- Total home equity in the U.S. has reached an eight-year high.
- California is home to the highest volume of “tappable” equity.
- Growth in available equity could allow more borrowers to pull cash out.
Total home equity in the U.S. has increased by nearly $1 trillion in the past year, reaching the highest level since 2007.
When looking at the nation’s population of mortgage holders and comparing first- and second-lien debt against May property values, the average American homeowner has about $19,000 more equity in their home today than a year ago, according to a recent Black Knight Financial Services’ report.
Additionally, homeowners with a mortgage have nearly $168,000 more equity than at the beginning of 2015.
This growth in available equity has direct implications for borrowers’ ability to access the equity in their homes.
“When we look at the amount of equity available on each home with a mortgage — using an upper limit of 80 percent total combined loan-to-value (LTV) — we’re looking at over 37 million borrowers that have ‘tappable’ equity available,” said Ben Graboske, SVP of Black Knight.
The amount of equity available runs from an average of about $42,000 for those homes in the bottom 20 percentile, in terms of property values, up to $267,000 for those in the top 20 percentile. The nationwide average sits at $120,000.
Black Knight also found that of the $4.5 trillion in tappable equity, $1.7 trillion (39 percent) lies in California. The next closest state is Florida, with $278 billion of available equity. By volume, California, Florida and eight other states account for 74 percent of all tappable equity.
Looking at specific metros, Los Angeles alone accounts for 14 percent of the nation’s total available equity.
While the nation’s equity situation has improved, Black Knight cautioned that the risks posed by second-lien home equity lines of credit (HELOCs) still exist.

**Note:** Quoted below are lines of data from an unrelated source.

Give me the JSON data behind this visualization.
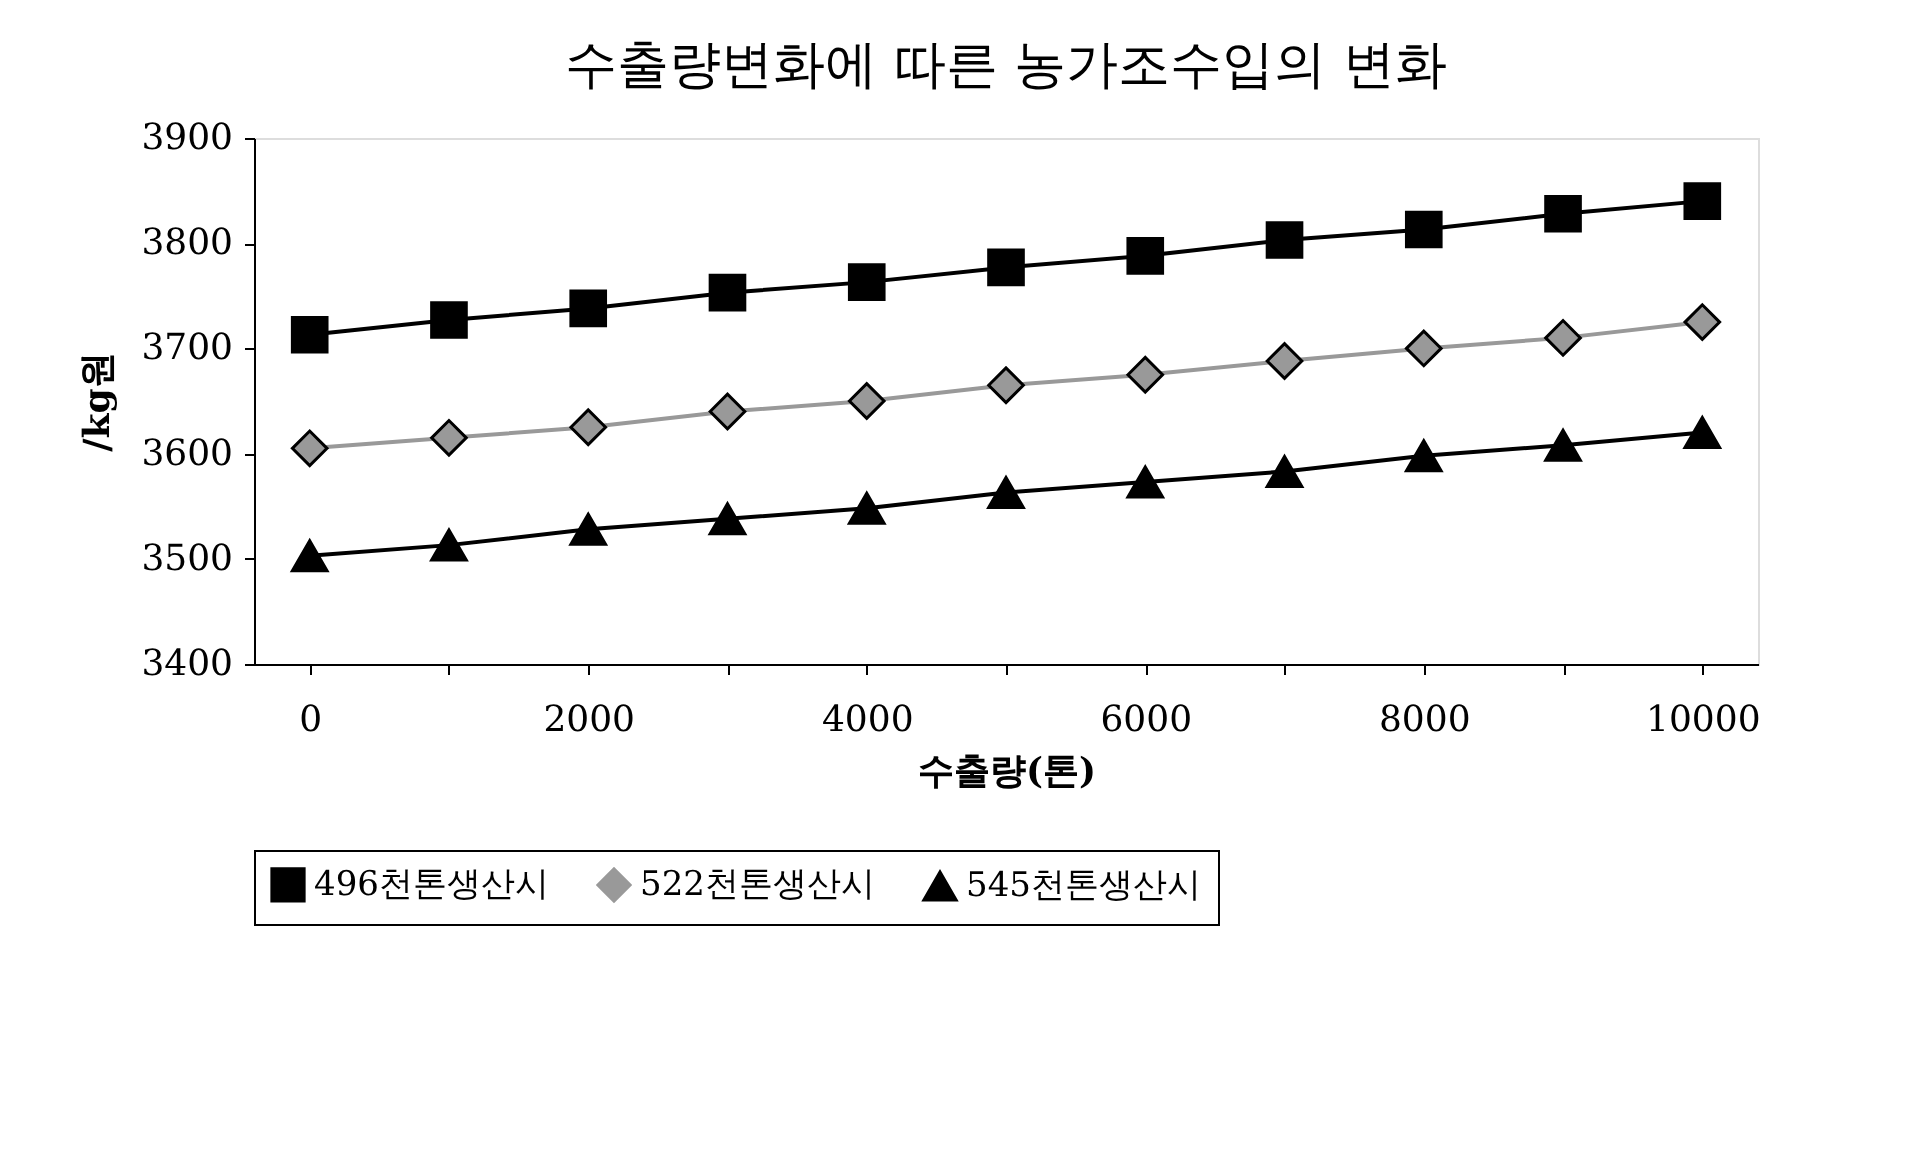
{
  "chart_data": {
    "type": "line",
    "title": "수출량변화에 따른 농가조수입의 변화",
    "xlabel": "수출량(톤)",
    "ylabel": "/kg원",
    "x": [
      0,
      1000,
      2000,
      3000,
      4000,
      5000,
      6000,
      7000,
      8000,
      9000,
      10000
    ],
    "series": [
      {
        "name": "496천톤생산시",
        "color": "#000000",
        "marker": "square",
        "values": [
          3713,
          3727,
          3738,
          3753,
          3763,
          3777,
          3788,
          3803,
          3813,
          3828,
          3840
        ]
      },
      {
        "name": "522천톤생산시",
        "color": "#999999",
        "marker": "diamond",
        "values": [
          3605,
          3615,
          3625,
          3640,
          3650,
          3665,
          3675,
          3688,
          3700,
          3710,
          3725
        ]
      },
      {
        "name": "545천톤생산시",
        "color": "#000000",
        "marker": "triangle",
        "values": [
          3503,
          3513,
          3528,
          3538,
          3548,
          3563,
          3573,
          3583,
          3598,
          3608,
          3620
        ]
      }
    ],
    "xlim": [
      -400,
      10400
    ],
    "xticks": [
      0,
      {
        "value": 1000,
        "label": null
      },
      2000,
      {
        "value": 3000,
        "label": null
      },
      4000,
      {
        "value": 5000,
        "label": null
      },
      6000,
      {
        "value": 7000,
        "label": null
      },
      8000,
      {
        "value": 9000,
        "label": null
      },
      10000
    ],
    "ylim": [
      3400,
      3900
    ],
    "yticks": [
      3400,
      3500,
      3600,
      3700,
      3800,
      3900
    ],
    "grid": false,
    "legend": "bottom",
    "line_style": "solid"
  }
}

HELOC delinquency rates are at the lowest level since April 2007; however, nearly half of all existing HELOCs originated in the precrisis years of 2005-2007 — roughly 3 million — are facing draw period expirations over the next 2 1/2 years.
Graboske explained these borrowers are looking at payment shocks of nearly $250 per month on average. Additionally, 29 percent of those facing resets have less than 10 percent equity in their homes, making refinancing their way out of payment shocks problematic.